# What tire pressure are you running



## mark24 (Mar 21, 2006)

Wondering what you run for tire pressure on your Jeeps when plowing. Front end is heavy and the tires look a little flat in the front with the plow on. They are at 32 psi though.

1976 CJ5 304v with Meyer plow
4 inch lift
32x11.50x15 tires


----------



## theplowmeister (Nov 14, 2006)

According to Goodyear Tire What gives you traction in snow is the number of corners in contact with the snow. Thus the lower the pressure the more tire in contact with the snow. BUT the mushier the steering gets. So like all things its a compromise.... I tend to run ~ 36# (Blizzak tires, thees things are fantastic) if it gets icy I may lower the pressure.


----------



## ppandr (Dec 16, 2004)

We have had problems with BFG T/A's coming off the bead at low pressures (several times, not once). Run ours around stock pressure now. Anybody ever use Cooper Discovery STT's...great for throwing mud, but untested in snow as of yet.


----------



## '76cj5 (Dec 12, 2003)

I run 34PSI also on mine, 33" tires. I realy hate the mushy feeling when lower and traveling between jobs is scary. Not to mention what the lower pressure is doing to the sidewalls.

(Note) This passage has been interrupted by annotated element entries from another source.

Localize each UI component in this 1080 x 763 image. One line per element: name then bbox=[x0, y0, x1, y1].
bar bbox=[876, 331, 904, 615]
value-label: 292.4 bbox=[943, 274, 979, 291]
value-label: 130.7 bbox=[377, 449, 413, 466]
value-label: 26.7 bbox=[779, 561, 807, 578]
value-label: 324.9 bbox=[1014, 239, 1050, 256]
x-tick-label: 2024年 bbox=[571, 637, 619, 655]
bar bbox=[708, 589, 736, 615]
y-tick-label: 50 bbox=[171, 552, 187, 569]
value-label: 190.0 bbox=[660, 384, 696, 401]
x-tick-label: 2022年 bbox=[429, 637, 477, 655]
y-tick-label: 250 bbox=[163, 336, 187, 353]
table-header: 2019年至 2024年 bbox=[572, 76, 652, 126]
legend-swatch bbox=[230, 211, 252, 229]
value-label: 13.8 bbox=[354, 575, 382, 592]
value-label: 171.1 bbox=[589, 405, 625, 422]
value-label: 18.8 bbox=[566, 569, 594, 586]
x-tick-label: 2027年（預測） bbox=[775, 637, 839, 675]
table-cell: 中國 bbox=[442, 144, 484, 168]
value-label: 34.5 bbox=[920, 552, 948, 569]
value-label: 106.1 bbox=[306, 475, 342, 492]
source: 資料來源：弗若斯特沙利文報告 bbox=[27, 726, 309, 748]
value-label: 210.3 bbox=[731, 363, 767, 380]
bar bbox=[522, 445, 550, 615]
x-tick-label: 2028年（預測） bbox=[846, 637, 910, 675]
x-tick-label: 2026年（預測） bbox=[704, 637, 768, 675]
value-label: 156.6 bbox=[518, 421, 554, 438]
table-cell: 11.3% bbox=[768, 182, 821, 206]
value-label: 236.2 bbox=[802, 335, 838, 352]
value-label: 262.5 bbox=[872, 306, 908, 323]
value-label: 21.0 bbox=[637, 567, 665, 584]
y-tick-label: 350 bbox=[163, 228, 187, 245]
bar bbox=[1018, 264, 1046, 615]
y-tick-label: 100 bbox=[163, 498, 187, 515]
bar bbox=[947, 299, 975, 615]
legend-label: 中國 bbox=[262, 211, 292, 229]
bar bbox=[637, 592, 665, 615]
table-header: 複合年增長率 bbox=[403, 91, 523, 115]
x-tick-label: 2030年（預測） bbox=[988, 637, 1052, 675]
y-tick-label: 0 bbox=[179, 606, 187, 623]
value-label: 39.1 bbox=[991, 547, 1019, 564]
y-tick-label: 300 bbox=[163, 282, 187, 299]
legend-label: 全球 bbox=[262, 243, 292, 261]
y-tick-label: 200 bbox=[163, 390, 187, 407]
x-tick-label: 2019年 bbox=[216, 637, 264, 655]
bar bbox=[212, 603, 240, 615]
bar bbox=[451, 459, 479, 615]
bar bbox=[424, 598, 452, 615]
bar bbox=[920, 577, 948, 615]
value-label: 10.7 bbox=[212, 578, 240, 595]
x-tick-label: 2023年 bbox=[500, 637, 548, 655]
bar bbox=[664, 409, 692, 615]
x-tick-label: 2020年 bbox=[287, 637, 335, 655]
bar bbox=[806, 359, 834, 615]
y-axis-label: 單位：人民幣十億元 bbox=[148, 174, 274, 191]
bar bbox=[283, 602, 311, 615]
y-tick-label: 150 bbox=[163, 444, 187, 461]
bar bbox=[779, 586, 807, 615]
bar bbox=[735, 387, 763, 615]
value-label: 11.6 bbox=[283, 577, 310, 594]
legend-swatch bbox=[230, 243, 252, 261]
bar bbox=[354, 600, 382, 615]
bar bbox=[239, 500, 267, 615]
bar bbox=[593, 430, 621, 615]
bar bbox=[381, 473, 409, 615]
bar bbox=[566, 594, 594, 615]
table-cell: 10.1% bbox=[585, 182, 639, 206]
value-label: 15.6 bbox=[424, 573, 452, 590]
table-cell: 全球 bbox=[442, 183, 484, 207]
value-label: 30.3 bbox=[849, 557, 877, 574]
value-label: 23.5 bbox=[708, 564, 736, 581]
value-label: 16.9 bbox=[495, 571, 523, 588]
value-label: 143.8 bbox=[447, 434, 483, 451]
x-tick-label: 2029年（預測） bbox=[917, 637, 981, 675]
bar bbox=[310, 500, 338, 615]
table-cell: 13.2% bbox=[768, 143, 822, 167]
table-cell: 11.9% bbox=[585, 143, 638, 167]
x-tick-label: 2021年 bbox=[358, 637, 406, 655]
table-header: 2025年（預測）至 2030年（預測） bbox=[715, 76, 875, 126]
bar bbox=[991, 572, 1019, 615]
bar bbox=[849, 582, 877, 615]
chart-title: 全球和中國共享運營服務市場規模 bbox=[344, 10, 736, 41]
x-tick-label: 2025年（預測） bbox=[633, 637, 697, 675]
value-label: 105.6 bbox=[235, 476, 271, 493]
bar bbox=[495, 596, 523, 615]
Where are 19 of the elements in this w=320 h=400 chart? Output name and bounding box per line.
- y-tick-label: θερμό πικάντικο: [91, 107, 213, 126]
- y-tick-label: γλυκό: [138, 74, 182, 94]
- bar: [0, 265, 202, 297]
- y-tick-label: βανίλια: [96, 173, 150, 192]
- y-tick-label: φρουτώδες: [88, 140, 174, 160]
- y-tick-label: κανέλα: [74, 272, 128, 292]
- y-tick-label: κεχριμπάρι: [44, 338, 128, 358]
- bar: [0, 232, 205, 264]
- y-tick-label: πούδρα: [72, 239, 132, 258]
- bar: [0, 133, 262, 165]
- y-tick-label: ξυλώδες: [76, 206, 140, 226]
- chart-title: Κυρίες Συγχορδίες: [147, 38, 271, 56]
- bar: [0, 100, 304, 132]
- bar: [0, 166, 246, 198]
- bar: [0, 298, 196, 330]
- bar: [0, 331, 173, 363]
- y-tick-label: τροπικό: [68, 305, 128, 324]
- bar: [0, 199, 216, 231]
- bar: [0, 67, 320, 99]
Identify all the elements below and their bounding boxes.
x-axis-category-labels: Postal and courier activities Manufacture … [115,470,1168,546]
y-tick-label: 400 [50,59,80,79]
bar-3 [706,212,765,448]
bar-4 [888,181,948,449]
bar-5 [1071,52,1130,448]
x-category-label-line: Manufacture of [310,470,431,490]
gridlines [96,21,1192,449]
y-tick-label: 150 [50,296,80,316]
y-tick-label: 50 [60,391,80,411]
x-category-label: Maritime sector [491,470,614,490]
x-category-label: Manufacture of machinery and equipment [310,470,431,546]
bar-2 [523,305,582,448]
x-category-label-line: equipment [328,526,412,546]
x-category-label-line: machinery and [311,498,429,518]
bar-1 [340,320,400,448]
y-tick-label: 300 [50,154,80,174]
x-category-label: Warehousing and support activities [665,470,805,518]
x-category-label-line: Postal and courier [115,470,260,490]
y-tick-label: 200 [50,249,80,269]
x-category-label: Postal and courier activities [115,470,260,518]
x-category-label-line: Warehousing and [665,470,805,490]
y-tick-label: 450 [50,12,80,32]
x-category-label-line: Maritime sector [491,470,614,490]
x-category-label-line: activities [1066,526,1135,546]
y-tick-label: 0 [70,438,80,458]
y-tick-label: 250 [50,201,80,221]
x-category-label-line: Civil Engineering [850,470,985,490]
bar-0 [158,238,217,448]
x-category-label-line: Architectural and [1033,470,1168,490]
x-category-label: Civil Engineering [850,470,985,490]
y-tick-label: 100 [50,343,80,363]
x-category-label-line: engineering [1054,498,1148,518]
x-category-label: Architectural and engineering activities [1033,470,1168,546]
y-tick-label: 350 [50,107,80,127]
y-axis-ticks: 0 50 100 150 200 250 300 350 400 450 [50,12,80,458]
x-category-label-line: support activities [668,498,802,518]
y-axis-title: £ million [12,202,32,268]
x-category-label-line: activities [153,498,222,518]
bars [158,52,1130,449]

I'm running a wide tire also. Great to put as much rubber on the ground when on icy asphalt. May not be the best if you have to drive thru deep snow to start plowing.


----------



## The Duke (Feb 19, 2007)

Here is a little help for you guys. This is from a really technically brilliant guy on another board I frequent:



> Well, it's fairly easy, and only takes a little time. Allot about an hour to figure it out and make sure you have access to a compressed air source. Make sure you have everything in the jeep that you normally have in there, if you carry 100 lbs of tools to work, make sure to include them, etc. Do this with about 1/2 tank of gas.
> 
> You will need:
> 
> ...


----------



## peterng (Apr 13, 2006)

that was a really well written post. thanks,
Pete


----------



## danskool (Jan 5, 2010)

30lbs in my Wranglers.


----------